祭壇には、小さな炎の鳥が鎮座していた。長い尾羽を優雅に後ろに流したその姿は、確かに神々しかった。
『この社は、我には些か狭くてな。分け御霊からの挨拶になるが、相済まぬ』
「いいえ。お気になさらず。我が身は、帝国の臣でございますので……」
「ほんに、ええ娘でしょう? この婆も、すっかり関心いたしました。これで、最期のご奉公ができましょうぞ」
『そうだな。死人に鞭打つ様ですまぬが、もう少し我と、新たな”お役目”の為、働いてくれ』
「ええ、ええ。その為に、この娘を呼んだのですからねぇ」
祈は光流に向けて霊力を注ぐ。光流の霊体を包み込むかの様に、仮初めの肉の器が覆った。

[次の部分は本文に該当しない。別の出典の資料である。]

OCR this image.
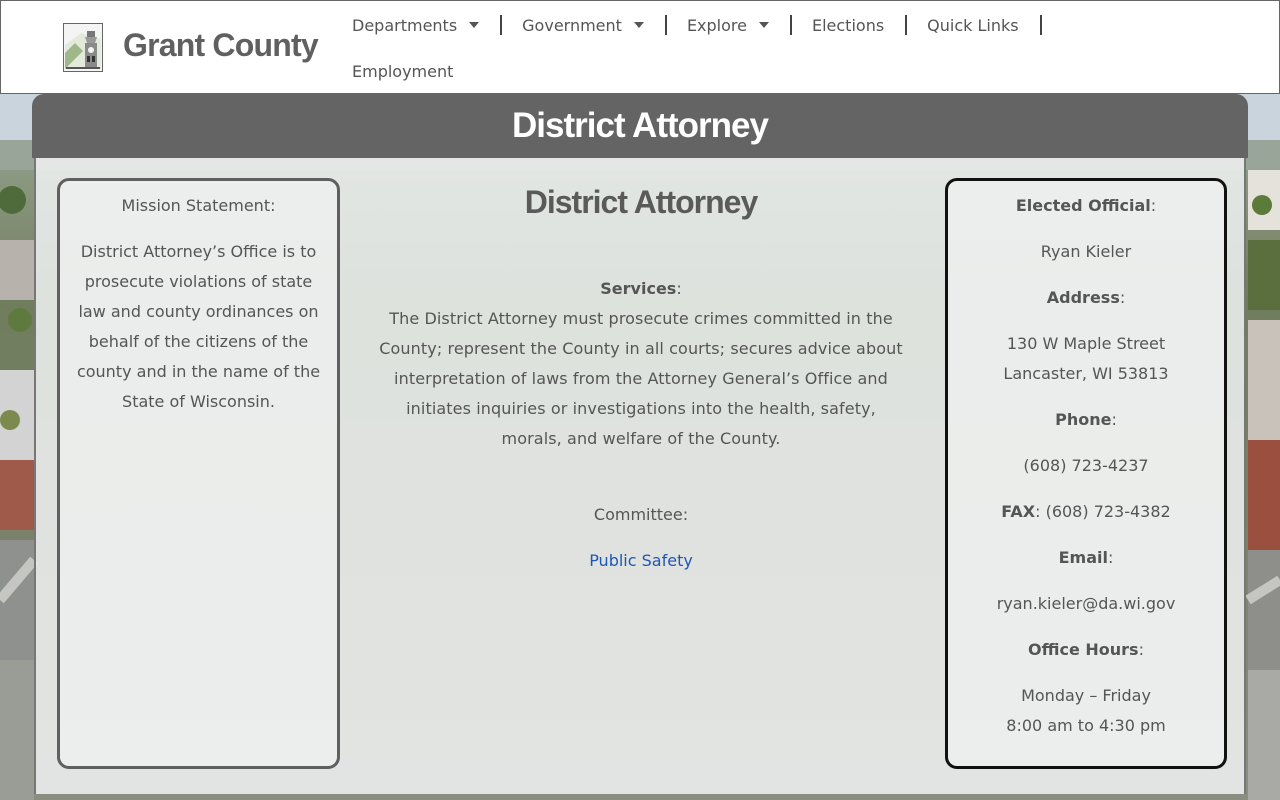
Grant County
Departments	Government	Explore	Elections	Quick Links
Employment
District Attorney

Mission Statement:

District Attorney’s Office is to prosecute violations of state law and county ordinances on behalf of the citizens of the county and in the name of the State of Wisconsin.

District Attorney

Services:

The District Attorney must prosecute crimes committed in the County; represent the County in all courts; secures advice about interpretation of laws from the Attorney General’s Office and initiates inquiries or investigations into the health, safety, morals, and welfare of the County.

Committee:

Public Safety

Elected Official:

Ryan Kieler

Address:

130 W Maple Street
Lancaster, WI 53813

Phone:

(608) 723-4237

FAX: (608) 723-4382

Email:

ryan.kieler@da.wi.gov

Office Hours:

Monday – Friday
8:00 am to 4:30 pm
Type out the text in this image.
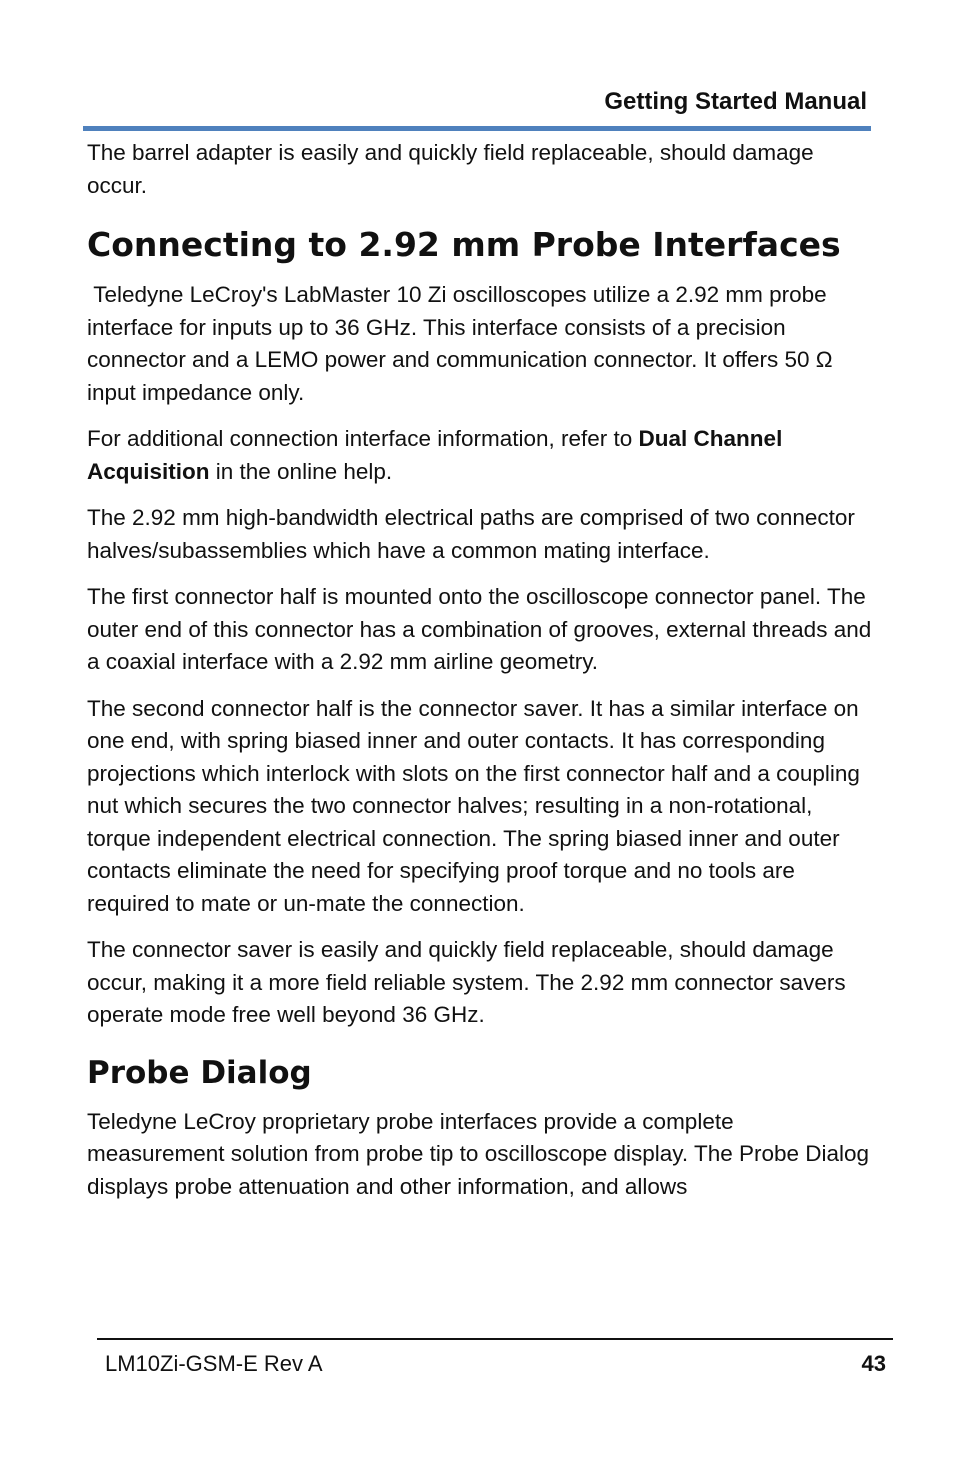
Getting Started Manual

The barrel adapter is easily and quickly field replaceable, should damage occur.

Connecting to 2.92 mm Probe Interfaces

Teledyne LeCroy's LabMaster 10 Zi oscilloscopes utilize a 2.92 mm probe interface for inputs up to 36 GHz. This interface consists of a precision connector and a LEMO power and communication connector. It offers 50 Ω input impedance only.

For additional connection interface information, refer to Dual Channel Acquisition in the online help.

The 2.92 mm high-bandwidth electrical paths are comprised of two connector halves/subassemblies which have a common mating interface.

The first connector half is mounted onto the oscilloscope connector panel. The outer end of this connector has a combination of grooves, external threads and a coaxial interface with a 2.92 mm airline geometry.

The second connector half is the connector saver. It has a similar interface on one end, with spring biased inner and outer contacts. It has corresponding projections which interlock with slots on the first connector half and a coupling nut which secures the two connector halves; resulting in a non-rotational, torque independent electrical connection. The spring biased inner and outer contacts eliminate the need for specifying proof torque and no tools are required to mate or un-mate the connection.

The connector saver is easily and quickly field replaceable, should damage occur, making it a more field reliable system. The 2.92 mm connector savers operate mode free well beyond 36 GHz.

Probe Dialog

Teledyne LeCroy proprietary probe interfaces provide a complete measurement solution from probe tip to oscilloscope display. The Probe Dialog displays probe attenuation and other information, and allows

LM10Zi-GSM-E Rev A	43
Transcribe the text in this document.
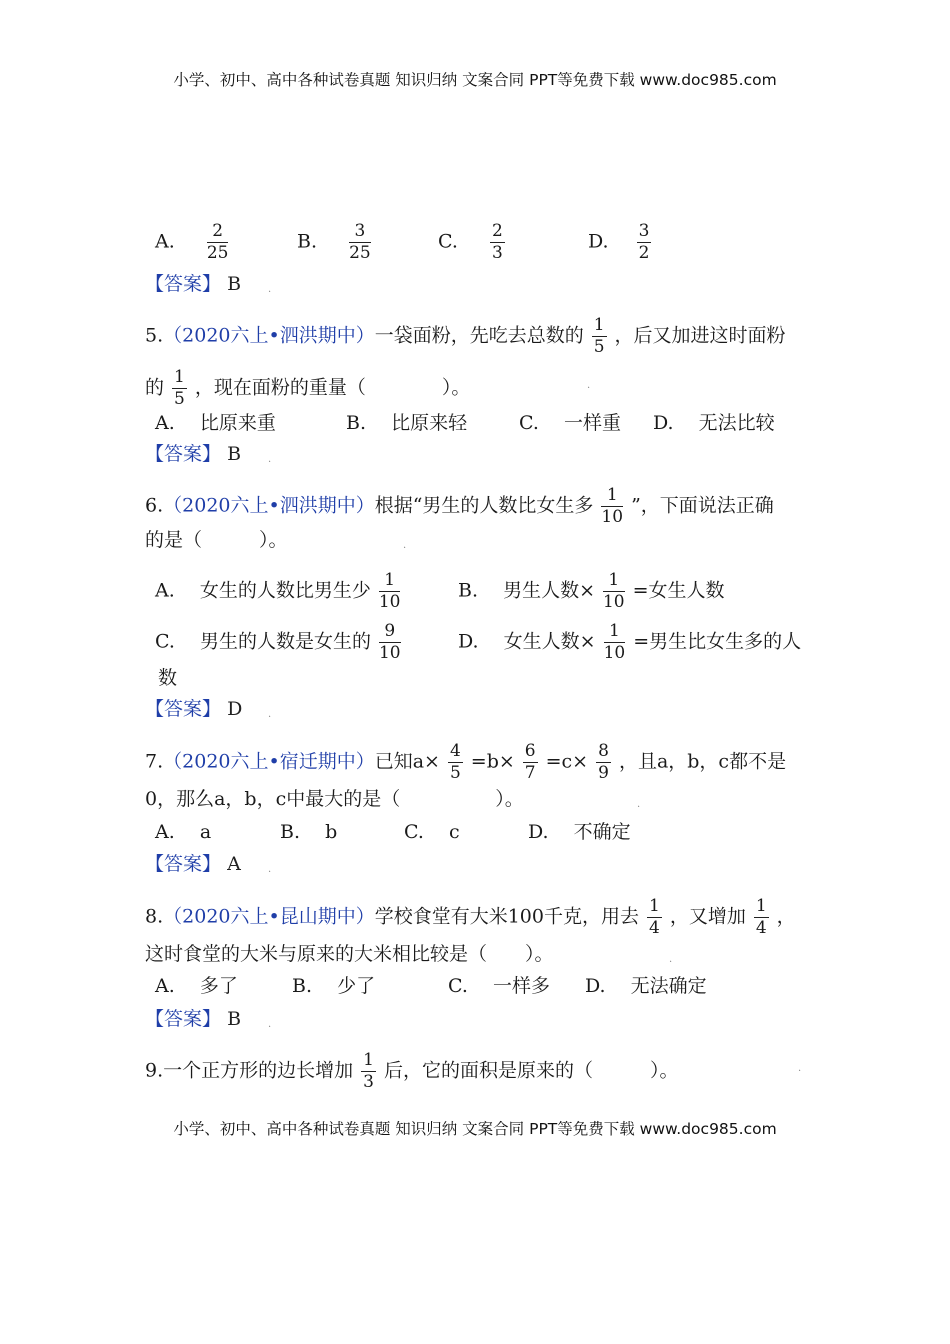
小学、初中、高中各种试卷真题 知识归纳 文案合同 PPT等免费下载 www.doc985.com
A. $\frac{2}{25}$	B. $\frac{3}{25}$	C. $\frac{2}{3}$	D. $\frac{3}{2}$
【答案】 B	.
5.（2020六上•泗洪期中）一袋面粉，先吃去总数的 $\frac{1}{5}$ ，后又加进这时面粉
的 $\frac{1}{5}$ ，现在面粉的重量（　　　　）。	.
A.　 比原来重	B.　 比原来轻	C.　 一样重 D.　 无法比较
【答案】 B	.
6.（2020六上•泗洪期中）根据“男生的人数比女生多 $\frac{1}{10}$ ”，下面说法正确
的是（　　　）。	.
A.　 女生的人数比男生少 $\frac{1}{10}$	B.　 男生人数× $\frac{1}{10}$ =女生人数
C.　 男生的人数是女生的 $\frac{9}{10}$	D.　 女生人数× $\frac{1}{10}$ =男生比女生多的人
数
【答案】 D	.
7.（2020六上•宿迁期中）已知$a\times \frac{4}{5} =b\times \frac{6}{7} =c\times \frac{8}{9}$ ，且a，b，c都不是
0，那么a，b，c中最大的是（　　　　　）。	.
A.　 a	B.　 b	C.　 c	D.　 不确定
【答案】 A	.
8.（2020六上•昆山期中）学校食堂有大米100千克，用去 $\frac{1}{4}$ ，又增加 $\frac{1}{4}$ ，
这时食堂的大米与原来的大米相比较是（　　）。	.
A.　 多了	B.　 少了	C.　 一样多 D.　 无法确定
【答案】 B	.
9.一个正方形的边长增加 $\frac{1}{3}$ 后，它的面积是原来的（　　　）。	.
小学、初中、高中各种试卷真题 知识归纳 文案合同 PPT等免费下载 www.doc985.com
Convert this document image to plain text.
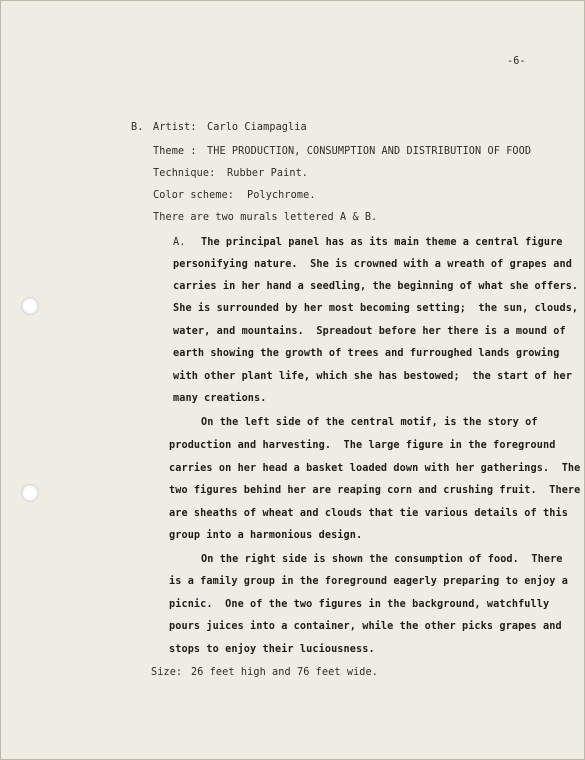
-6-
B. Artist: Carlo Ciampaglia
Theme : THE PRODUCTION, CONSUMPTION AND DISTRIBUTION OF FOOD
Technique: Rubber Paint.
Color scheme: Polychrome.
There are two murals lettered A & B.
A. The principal panel has as its main theme a central figure
personifying nature.  She is crowned with a wreath of grapes and
carries in her hand a seedling, the beginning of what she offers.
She is surrounded by her most becoming setting;  the sun, clouds,
water, and mountains.  Spreadout before her there is a mound of
earth showing the growth of trees and furroughed lands growing
with other plant life, which she has bestowed;  the start of her
many creations.
On the left side of the central motif, is the story of
production and harvesting.  The large figure in the foreground
carries on her head a basket loaded down with her gatherings.  The
two figures behind her are reaping corn and crushing fruit.  There
are sheaths of wheat and clouds that tie various details of this
group into a harmonious design.
On the right side is shown the consumption of food.  There
is a family group in the foreground eagerly preparing to enjoy a
picnic.  One of the two figures in the background, watchfully
pours juices into a container, while the other picks grapes and
stops to enjoy their luciousness.
Size: 26 feet high and 76 feet wide.
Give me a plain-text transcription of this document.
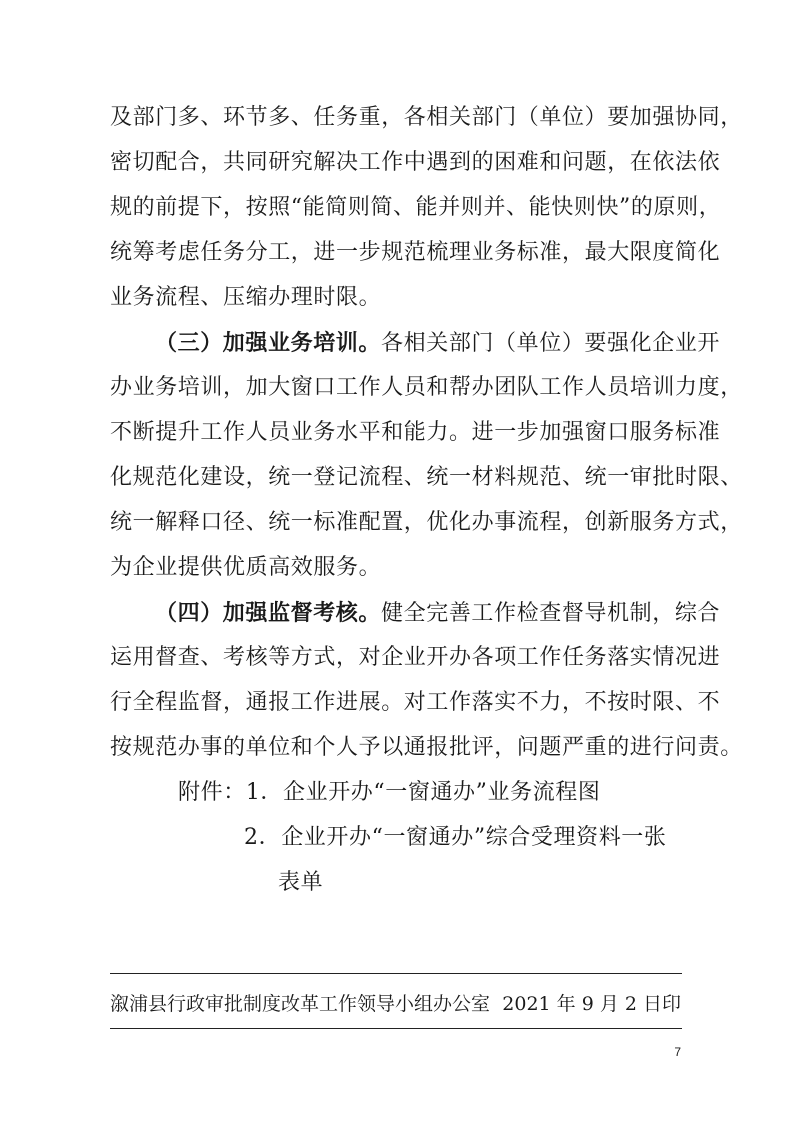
及部门多、环节多、任务重，各相关部门（单位）要加强协同，
密切配合，共同研究解决工作中遇到的困难和问题，在依法依
规的前提下，按照“能简则简、能并则并、能快则快”的原则，
统筹考虑任务分工，进一步规范梳理业务标准，最大限度简化
业务流程、压缩办理时限。
（三）加强业务培训。各相关部门（单位）要强化企业开
办业务培训，加大窗口工作人员和帮办团队工作人员培训力度，
不断提升工作人员业务水平和能力。进一步加强窗口服务标准
化规范化建设，统一登记流程、统一材料规范、统一审批时限、
统一解释口径、统一标准配置，优化办事流程，创新服务方式，
为企业提供优质高效服务。
（四）加强监督考核。健全完善工作检查督导机制，综合
运用督查、考核等方式，对企业开办各项工作任务落实情况进
行全程监督，通报工作进展。对工作落实不力，不按时限、不
按规范办事的单位和个人予以通报批评，问题严重的进行问责。
附件：1．企业开办“一窗通办”业务流程图
2．企业开办“一窗通办”综合受理资料一张
表单
溆浦县行政审批制度改革工作领导小组办公室 2021 年 9 月 2 日印
7
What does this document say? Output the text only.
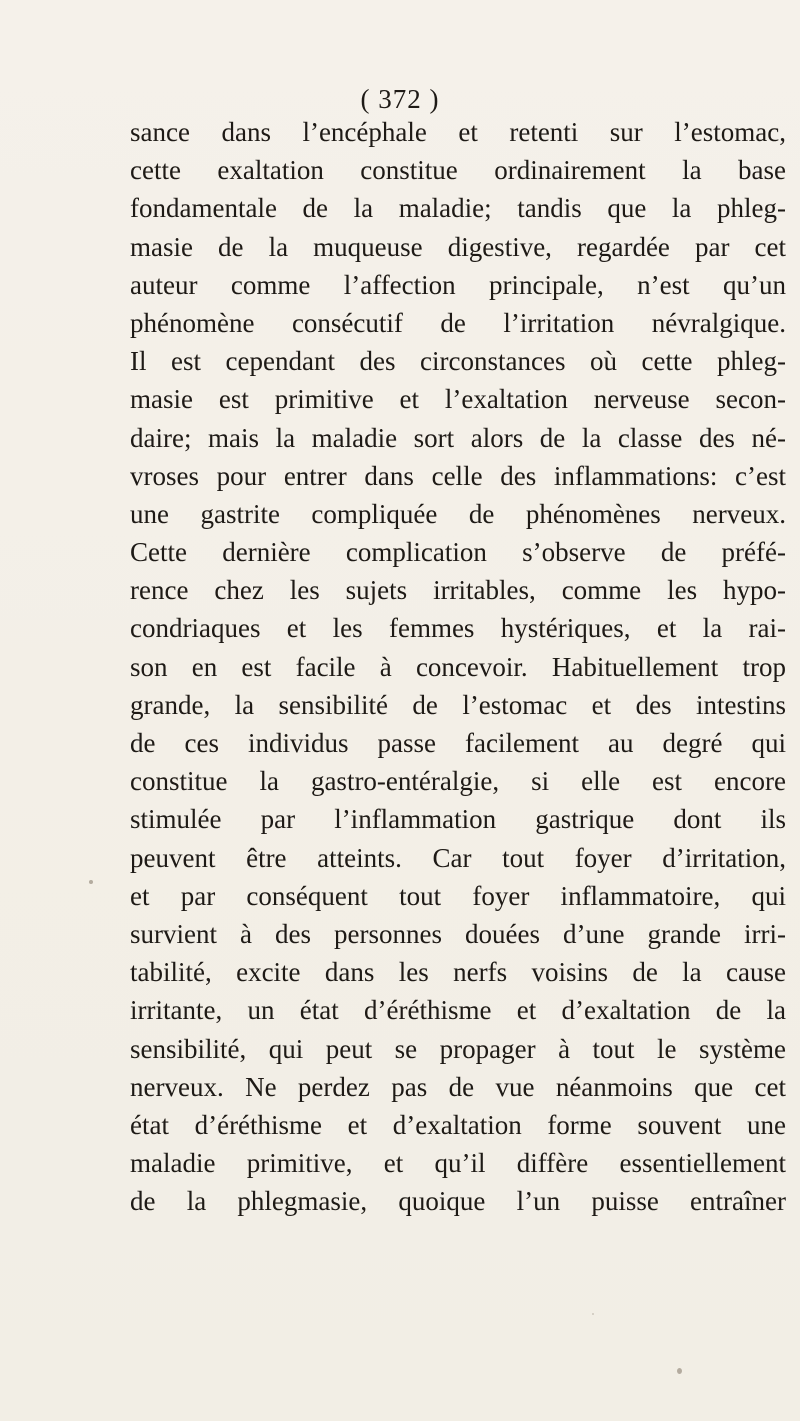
( 372 )
sance dans l’encéphale et retenti sur l’estomac,
cette exaltation constitue ordinairement la base
fondamentale de la maladie; tandis que la phleg-
masie de la muqueuse digestive, regardée par cet
auteur comme l’affection principale, n’est qu’un
phénomène consécutif de l’irritation névralgique.
Il est cependant des circonstances où cette phleg-
masie est primitive et l’exaltation nerveuse secon-
daire; mais la maladie sort alors de la classe des né-
vroses pour entrer dans celle des inflammations: c’est
une gastrite compliquée de phénomènes nerveux.
Cette dernière complication s’observe de préfé-
rence chez les sujets irritables, comme les hypo-
condriaques et les femmes hystériques, et la rai-
son en est facile à concevoir. Habituellement trop
grande, la sensibilité de l’estomac et des intestins
de ces individus passe facilement au degré qui
constitue la gastro-entéralgie, si elle est encore
stimulée par l’inflammation gastrique dont ils
peuvent être atteints. Car tout foyer d’irritation,
et par conséquent tout foyer inflammatoire, qui
survient à des personnes douées d’une grande irri-
tabilité, excite dans les nerfs voisins de la cause
irritante, un état d’éréthisme et d’exaltation de la
sensibilité, qui peut se propager à tout le système
nerveux. Ne perdez pas de vue néanmoins que cet
état d’éréthisme et d’exaltation forme souvent une
maladie primitive, et qu’il diffère essentiellement
de la phlegmasie, quoique l’un puisse entraîner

「……光流様が私の霊力を拒まぬ限りは、この器は持続しましょう。愛茉様の事、お願いいたしまする」
「ありがとう。これでこの婆も、最期のお役目、果たせようて。それでは、一端下界に向かいます。次は、新たな”お役目”とで参りましょう」
『すまぬ。これも我と其方の一族との”契約”なのだ』
「いいえ、いいえ。この婆は、楽しんでやっておるに過ぎませぬ。それでは…」
光流に続く様に、祈も火の鳥の分け御霊に頭を下げて、社を出た。ここからまた徒歩で下山せねばならない。
(あれ? そういえばとっしーは?)
(何でも、用事があると。先に下山したのでござろうか?)
(まぁ、良いんじゃない? ここには危険が無いのだから)
◇ ◇ ◇ ◇ ◇ ◇ ◇
祭壇の最上段の止まり木に、未だ火の鳥の分霊はいた。
『守護する者の元に戻らなくて良いのか? 主様よ』
「……まさかお前までがこの世界に居るとは思わなかったなぁ。朱雀…いや、鈴女」
『懐かしい名だ……主様が付けてくれたその名、何時の間にやら我の真名になっていたよ』
「お前確か、多次元同時存在の筈だったよな? って事は、全てが視えているのか?」
『すまぬが、それはいくら主様であろうとも答える訳にはいかん。だから、ヒントだけ。この世界は幾度の”改変”に依って、こうして我が存在する事になった』
「改変? この世界の管理者は、時限干渉をしていやがるのか?」
『そうだ。本来、我はこの世界には存在しない。だが、我以外の四聖獣も、何時の間にかこの世界に在る……そういう事だ』
鈴女は目を伏せたまま、この世界の有り様を主に伝えた。それはほんのさわりに過ぎなかったのだが。
『しかし、主様よ。本当のお姿をこの鈴女に見せないのは、あまりにあまりではないか? 我とのつながりは、その程度なのかな?』
「ほざけ。今の俺は天地俊明だ。前世の事は言うな」
この姿が気に入ってるんだと、ムキになった様に俊明は鈴女に強い口調で言う。
『相も変わらず冷たいお人よな。晴明様は……』
「ちっ、俺ぁ帰るぞ」
『くくく……少々意地悪が過ぎたかな? 主様よ』
祭壇の最上段の止まり木で、火の鳥の分霊は昔の主の姿が見えなくなるまで、その場に留まり続けた。
誤字脱字があったらごめんなさい。